The memories continued, pushing through every attempt Jack made to slow them. His hands… the perverse hand of God, sewing together a human body, stuffing it with a hastily crafted approximation of a half finished soul. Cracked drywall smoothed over with reconstructed memories, edited to his liking. The story would be finished. He didn't rip everyone off this earth just to end it there.
Chuck left him on the floor, phone ringing on the ground, and a memory of staying silent while Cas was ripped from existence.
Jack tore his eyes open, gasping for air as he pulled himself out of it. He locked eyes with Dean in the mirror, and felt the shudder down his spine.
It wasn't Dean.
Dean was in the empty.
Dean was gone.
This isn't Dean.
"You sure you're okay?" Not Dean asked over his shoulder, suggesting to Jack his expressions had all been in his head.

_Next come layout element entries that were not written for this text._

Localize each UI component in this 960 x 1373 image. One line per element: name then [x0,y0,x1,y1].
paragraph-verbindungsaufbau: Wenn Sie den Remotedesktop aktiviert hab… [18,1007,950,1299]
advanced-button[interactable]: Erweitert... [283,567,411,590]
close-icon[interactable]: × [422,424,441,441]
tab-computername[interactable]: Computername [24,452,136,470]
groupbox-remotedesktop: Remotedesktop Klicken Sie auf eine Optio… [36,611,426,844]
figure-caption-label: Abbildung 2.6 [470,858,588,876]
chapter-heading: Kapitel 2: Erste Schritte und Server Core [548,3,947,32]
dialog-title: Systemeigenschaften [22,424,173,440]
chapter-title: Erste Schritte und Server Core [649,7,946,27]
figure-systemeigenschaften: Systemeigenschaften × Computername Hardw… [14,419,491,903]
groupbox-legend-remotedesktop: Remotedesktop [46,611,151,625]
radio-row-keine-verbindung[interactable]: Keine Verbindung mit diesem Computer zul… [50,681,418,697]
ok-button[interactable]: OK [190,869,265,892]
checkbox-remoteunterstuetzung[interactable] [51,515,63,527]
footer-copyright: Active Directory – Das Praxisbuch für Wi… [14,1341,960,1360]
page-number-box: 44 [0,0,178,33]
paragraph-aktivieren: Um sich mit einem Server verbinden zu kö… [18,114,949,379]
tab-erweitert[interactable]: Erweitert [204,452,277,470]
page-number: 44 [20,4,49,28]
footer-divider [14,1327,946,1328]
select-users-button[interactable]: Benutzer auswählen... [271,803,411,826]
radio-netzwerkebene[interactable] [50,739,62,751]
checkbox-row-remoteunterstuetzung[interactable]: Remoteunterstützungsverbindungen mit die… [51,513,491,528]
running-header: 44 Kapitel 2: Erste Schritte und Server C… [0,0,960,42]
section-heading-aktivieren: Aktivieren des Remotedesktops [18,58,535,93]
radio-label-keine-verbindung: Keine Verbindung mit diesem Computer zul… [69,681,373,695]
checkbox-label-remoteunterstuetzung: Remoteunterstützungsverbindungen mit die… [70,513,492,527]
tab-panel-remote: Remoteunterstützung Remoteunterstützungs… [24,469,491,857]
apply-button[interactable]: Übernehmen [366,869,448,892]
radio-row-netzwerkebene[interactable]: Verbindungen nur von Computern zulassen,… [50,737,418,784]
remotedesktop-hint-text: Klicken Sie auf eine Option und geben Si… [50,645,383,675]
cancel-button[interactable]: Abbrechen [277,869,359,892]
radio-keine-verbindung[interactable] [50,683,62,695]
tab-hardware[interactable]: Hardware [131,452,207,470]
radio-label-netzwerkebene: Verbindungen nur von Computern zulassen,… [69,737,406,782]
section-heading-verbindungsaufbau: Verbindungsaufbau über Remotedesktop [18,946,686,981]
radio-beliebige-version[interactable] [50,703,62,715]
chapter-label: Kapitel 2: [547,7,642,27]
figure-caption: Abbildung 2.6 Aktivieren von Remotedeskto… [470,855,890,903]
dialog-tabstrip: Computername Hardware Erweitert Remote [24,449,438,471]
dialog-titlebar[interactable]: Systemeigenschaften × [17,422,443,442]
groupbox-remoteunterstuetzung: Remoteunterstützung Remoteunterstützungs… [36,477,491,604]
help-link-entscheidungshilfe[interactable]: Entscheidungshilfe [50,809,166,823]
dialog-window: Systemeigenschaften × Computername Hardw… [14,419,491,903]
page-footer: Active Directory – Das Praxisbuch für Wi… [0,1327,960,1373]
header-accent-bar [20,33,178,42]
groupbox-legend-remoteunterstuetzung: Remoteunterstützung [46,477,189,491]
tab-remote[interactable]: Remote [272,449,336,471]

"Yeah." He replied softly.
.
He didn't tell them.
The imposter was acting normal, and Sam was none the wiser, and with all of Jack's wisdom he didn't know what to do besides do nothing at all. He said his goodbyes and stepped out of time to think.
"You want to bring them back." Amara's voice wasn't accusing, but it wasn't necessarily approving either. "This is your idea of hands off?"
"I'm doing it."
"Interfering is what got Chuck in trouble in the first place."
"I'm not Chuck." Jack said firmly. "And I'm not leaving them there."
She looked across the bunker at the figure that couldn't see them. "What are you going to do about him?"
Jack closed his eyes. "I don't know."
"You know you won't be able to pull Dean out with that thing here."
"That thing is Dean… sort of."
"And that's the problem." Amara finished. "The soul can't exist in tandem like that. They'll consume each other as they try to merge."
"He doesn't have a soul." Jack said mournfully. "Not really."
"Close enough to cause problems."
"It's not fair anyway." Jack murmured. "To Sam…" Sam hadn't noticed yet, but Jack was counting the days. The new Dean was a bluff, a collection of memories and intent robust enough to ride out the last apocalypse to completion, but it was never meant to navigate the world any further. The seams were coming undone, and soon they would be without subtlety.
"I don't want Sam to know." Jack paused. "He shouldn't have to know how long his brother has been gone, or where.
"You're not going to be able to wait much longer."
"I'll figure it out." And he did.
Five inches.
The slightest adjustment, five inches to the left, letting a vampire and a poorly placed hook do the dirty work for him.
Jack kept his eyes on every corner of earth, heaven, hell, and purgatory to try to hide from tearful goodbyes from a whisper of his father. He blocked out Sam's despaired prayers, begging him to help.
I am helping. I can rescue him now.
Jack finally used the last spark of an imposter Dean's almost-soul to rip a hole into the nothingness beyond reality. He liked to think that this Dean had been Dean enough that he'd have willingly sacrificed himself for a chance to rescue his family from the Entity.
It was enough to steel himself for the task ahead.
With the presence of God and the audacity of a Winchester, he stepped through, and he wouldn't be leaving without his fathers.